Dans son discours fait pour le cinquantenaire de la libération de St Laurent du Var le 27 Août 1994, Me Pierre Pasquini insiste sur le choix au combien difficile qui se posait en 1940. Quel camp fallait-il choisir ?
« (...) La libération, c'est une fin. La libération, c'est un résultat. Mais auparavant, auparavant il fallait se battre. Et auparavant aussi, il fallait faire quelque chose de beaucoup plus difficile dans la France de 1940. Avant de se battre, il avait fallu choisir. Mon dieu, que ce choix était difficile !
Entre les appels à la résignation d'un Maréchal qui fut la gloire d'une guerre précédente et l'appel du 18 Juin d'un Général encore inconnu qui, seul, démuni de tout, et qui se représentait comme un homme au bord d'un océan qu'il lui aurait fallu franchir à la nage, et qui en fait, comme Churchill, ne pouvait promettre à ceux qui allaient le suivre que du sang, de la sueur et des larmes.
Oui, qu'il était facile à cette époque de dire « J'attends » et combien furent nombreux ceux qui le firent. Qu'il était hasardeux et merveilleux de dire « Je me bats ». Et oui, vous de l'intérieur, nous de l'extérieur, nous avons fait le même choix, le choix du combat, mais ce choix s'identifiait au choix de l'honneur. Est-ce que nous étions plus courageux que d'autres, est-ce que des gens qui se trouvent à cette tribune, et notamment notre ami Morgan, étaient des exaltés d'un type particulier ? Ce n'est pas vrai. Nous étions aussi des gens qui avions peur (..) »
La résistance laurentine a pris donc aussi la forme d'une opposition armée. Des jeunes formèrent un groupe qui portait le nom de leur chef, Morgan. Georges Foata « Morgan » n'avait pas choisi ce nom par hasard. Interrogé par un journaliste dans l'édition laurentine de « Nice-Matin » du 25 Août 1994, il s'explique :
« Flibustier de légende (..) (Morgan), en récompense de ses exploits, fut nommé gouverneur de la Jamaïque. C'était avant tout un marin qui savait aussi bien combattre à terre que sur mer ». Il est vrai que Morgan était une figure admirable pour Foata qui était en 1939 élève officier de marine.
La création du groupe était, à l'origine, une « réaction personnelle d'une bande de copains, tous à peu près du même âge, traumatisés par la défaite de 40 ». Pour Georges Foata, le nombre de membres du groupe était très faible au début. Il estime à une douzaine le nombre d'exécutants, c'est-à-dire les personnes mobilisables à tout moment. Le groupe comptait aussi des sympathisants qui pouvaient distribuer des tracts.
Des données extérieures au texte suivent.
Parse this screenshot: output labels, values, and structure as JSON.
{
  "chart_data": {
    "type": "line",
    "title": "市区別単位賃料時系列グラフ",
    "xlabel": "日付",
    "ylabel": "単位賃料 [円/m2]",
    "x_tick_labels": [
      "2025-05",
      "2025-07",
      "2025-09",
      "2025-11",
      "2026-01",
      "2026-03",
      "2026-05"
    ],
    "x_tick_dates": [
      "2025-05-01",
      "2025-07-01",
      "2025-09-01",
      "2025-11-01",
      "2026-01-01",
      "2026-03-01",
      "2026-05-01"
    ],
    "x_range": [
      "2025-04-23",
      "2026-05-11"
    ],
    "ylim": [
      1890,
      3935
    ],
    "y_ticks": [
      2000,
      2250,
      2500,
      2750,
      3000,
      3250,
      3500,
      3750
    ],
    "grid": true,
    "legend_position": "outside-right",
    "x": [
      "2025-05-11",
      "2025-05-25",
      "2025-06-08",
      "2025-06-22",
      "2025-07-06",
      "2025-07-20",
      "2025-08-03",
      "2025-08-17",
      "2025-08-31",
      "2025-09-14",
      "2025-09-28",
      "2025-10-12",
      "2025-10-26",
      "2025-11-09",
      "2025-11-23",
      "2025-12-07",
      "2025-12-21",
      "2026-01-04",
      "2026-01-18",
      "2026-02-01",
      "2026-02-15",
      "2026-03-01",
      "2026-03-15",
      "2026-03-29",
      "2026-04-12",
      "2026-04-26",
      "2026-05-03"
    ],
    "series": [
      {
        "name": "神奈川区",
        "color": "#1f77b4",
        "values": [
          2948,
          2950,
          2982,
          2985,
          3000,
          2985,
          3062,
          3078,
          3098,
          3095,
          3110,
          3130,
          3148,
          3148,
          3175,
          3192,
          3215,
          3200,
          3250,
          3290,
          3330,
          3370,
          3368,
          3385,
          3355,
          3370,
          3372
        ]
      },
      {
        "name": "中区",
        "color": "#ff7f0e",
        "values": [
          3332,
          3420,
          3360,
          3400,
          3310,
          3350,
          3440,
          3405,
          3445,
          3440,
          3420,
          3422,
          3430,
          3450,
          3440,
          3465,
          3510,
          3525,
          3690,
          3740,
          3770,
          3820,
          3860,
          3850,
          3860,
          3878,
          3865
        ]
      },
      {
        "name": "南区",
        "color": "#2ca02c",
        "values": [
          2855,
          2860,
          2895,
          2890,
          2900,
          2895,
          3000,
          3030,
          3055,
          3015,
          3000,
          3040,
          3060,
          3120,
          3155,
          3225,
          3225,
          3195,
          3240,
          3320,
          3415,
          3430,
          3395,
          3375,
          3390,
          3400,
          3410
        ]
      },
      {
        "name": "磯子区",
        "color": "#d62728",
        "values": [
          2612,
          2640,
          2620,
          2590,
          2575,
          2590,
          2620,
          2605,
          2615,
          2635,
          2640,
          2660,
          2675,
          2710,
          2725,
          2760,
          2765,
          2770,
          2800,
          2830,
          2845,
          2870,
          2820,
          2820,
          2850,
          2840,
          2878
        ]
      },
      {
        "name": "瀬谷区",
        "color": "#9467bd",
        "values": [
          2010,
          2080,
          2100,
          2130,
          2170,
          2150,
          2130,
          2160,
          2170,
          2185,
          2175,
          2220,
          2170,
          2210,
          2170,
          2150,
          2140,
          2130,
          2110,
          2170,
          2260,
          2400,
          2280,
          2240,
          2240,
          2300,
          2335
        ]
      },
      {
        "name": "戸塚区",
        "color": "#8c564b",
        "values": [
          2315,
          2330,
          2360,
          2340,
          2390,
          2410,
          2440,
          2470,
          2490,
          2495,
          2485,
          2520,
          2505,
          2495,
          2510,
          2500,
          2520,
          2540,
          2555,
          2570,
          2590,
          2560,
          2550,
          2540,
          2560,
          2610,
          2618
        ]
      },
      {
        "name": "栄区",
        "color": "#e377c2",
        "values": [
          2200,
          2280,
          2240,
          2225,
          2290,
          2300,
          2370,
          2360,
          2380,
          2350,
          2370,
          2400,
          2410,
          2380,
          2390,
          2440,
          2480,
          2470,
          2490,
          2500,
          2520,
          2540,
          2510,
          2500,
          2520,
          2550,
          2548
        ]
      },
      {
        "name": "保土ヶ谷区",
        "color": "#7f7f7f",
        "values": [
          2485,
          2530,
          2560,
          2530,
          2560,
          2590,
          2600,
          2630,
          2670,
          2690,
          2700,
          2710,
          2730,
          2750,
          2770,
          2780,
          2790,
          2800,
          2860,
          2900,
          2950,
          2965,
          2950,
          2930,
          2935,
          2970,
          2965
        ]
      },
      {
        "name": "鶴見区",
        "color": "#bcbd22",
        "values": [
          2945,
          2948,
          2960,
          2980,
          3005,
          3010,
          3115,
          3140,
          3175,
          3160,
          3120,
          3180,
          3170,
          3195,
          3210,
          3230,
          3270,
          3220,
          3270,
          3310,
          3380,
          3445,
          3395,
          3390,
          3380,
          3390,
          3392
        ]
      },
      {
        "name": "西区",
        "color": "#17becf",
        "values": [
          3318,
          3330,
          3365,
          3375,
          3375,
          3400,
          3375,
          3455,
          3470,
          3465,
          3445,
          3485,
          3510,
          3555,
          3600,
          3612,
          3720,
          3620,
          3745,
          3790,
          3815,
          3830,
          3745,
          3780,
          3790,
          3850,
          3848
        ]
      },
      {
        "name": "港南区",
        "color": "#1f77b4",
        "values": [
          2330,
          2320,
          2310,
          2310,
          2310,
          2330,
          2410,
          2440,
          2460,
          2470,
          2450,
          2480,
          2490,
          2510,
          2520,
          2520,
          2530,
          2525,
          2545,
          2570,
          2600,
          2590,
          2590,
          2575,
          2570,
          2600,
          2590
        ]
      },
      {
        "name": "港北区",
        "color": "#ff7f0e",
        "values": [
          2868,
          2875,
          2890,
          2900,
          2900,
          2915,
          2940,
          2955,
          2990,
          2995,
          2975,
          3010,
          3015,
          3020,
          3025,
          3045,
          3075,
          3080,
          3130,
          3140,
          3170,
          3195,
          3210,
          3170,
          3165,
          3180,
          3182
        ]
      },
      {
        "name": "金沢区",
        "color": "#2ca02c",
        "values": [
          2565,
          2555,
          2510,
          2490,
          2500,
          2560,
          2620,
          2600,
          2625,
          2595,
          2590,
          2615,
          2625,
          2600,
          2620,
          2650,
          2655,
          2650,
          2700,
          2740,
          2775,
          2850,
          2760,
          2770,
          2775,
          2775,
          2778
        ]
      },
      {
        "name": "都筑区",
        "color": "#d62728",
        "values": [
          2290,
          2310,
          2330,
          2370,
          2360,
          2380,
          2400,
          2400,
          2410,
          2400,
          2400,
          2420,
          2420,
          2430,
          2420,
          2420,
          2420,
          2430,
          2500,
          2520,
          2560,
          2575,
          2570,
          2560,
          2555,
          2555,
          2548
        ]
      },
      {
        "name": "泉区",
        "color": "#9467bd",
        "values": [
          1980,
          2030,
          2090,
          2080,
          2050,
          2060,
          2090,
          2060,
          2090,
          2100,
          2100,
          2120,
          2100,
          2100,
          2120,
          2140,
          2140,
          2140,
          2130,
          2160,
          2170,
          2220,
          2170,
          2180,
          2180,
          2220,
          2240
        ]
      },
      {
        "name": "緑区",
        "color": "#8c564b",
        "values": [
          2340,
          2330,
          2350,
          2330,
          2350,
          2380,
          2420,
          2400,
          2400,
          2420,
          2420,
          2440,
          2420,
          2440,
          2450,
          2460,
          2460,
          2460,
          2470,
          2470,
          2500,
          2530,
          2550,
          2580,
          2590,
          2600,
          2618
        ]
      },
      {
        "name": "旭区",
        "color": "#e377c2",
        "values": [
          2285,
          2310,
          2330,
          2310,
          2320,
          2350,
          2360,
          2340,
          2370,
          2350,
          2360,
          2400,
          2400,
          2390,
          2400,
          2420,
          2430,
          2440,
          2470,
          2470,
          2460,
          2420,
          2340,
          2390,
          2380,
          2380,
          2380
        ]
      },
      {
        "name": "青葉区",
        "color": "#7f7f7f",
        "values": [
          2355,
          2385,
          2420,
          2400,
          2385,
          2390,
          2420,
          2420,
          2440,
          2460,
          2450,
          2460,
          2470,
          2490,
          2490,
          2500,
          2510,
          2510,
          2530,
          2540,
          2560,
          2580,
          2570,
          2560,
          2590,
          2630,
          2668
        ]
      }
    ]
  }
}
Il était composé principalement de jeunes. Leur chef avait seulement 18 ans lorsque la guerre fut déclarée. Certes, Morgan n'était pas le plus âgé mais il disposait d'une expérience peut-être supérieure, ayant été élève officier de marine en 39.
Le groupe s'est formé à partir du rejet de la défaite. Toutefois, d'autres événements amenèrent de nouveaux soutiens. La politique de collaboration de Vichy, l'arrivée des soldats allemands dans la zone sud et surtout le STO poussèrent de nombreux jeunes à s'engager dans la résistance.
Le groupe Morgan bénéficia du soutien du maire, Louis Ravet, que Morgan connaissait bien, avant la guerre. La mairie fournit donc volontairement et gratuitement des locaux aux « assemblées » du groupe, de Janvier 43 en Août 44. Le bureau du maire servait de lieu de réunions. Pour Georges Foata, cette aide fut inestimable. Dans son discours prononcé pour le cinquantenaire de la libération de St Laurent, Georges Foata rappelle que le groupe Morgan avait fait de St Laurent sa base logistique et qui avait grâce à Louis Ravet pris une ampleur qui lui permit de réussir les missions qui lui avaient été confiées.
Tout concourrait à faire de St Laurent « une plate-forme occulte » de la résistance. En effet, le curé Decaroli appartenait lui aussi à un réseau. C'était vraisemblablement un agent de liaison. Il fut lieutenant des services de Renseignements. Ses amis de la région frontière l'aidèrent grandement jusqu'à la fin de l'occupation nazie puisqu'il avait été chargé de la paroisse de Breil-sur-Roya en 1936.
Arrivé à St Laurent en 1941, l'abbé Decaroli fut aussi un « soldat de la Résistance », un sauveteur et compagnon de détresse des victimes des terribles bombardements de la ville. « Son inlassable énergie, dans ces épreuves, est restée légendaire dans la cité du bord du Var. La croix de guerre 1939-1945, la médaille de la Résistance vinrent honorer — fort justement —ce soldat modeste et fraternel»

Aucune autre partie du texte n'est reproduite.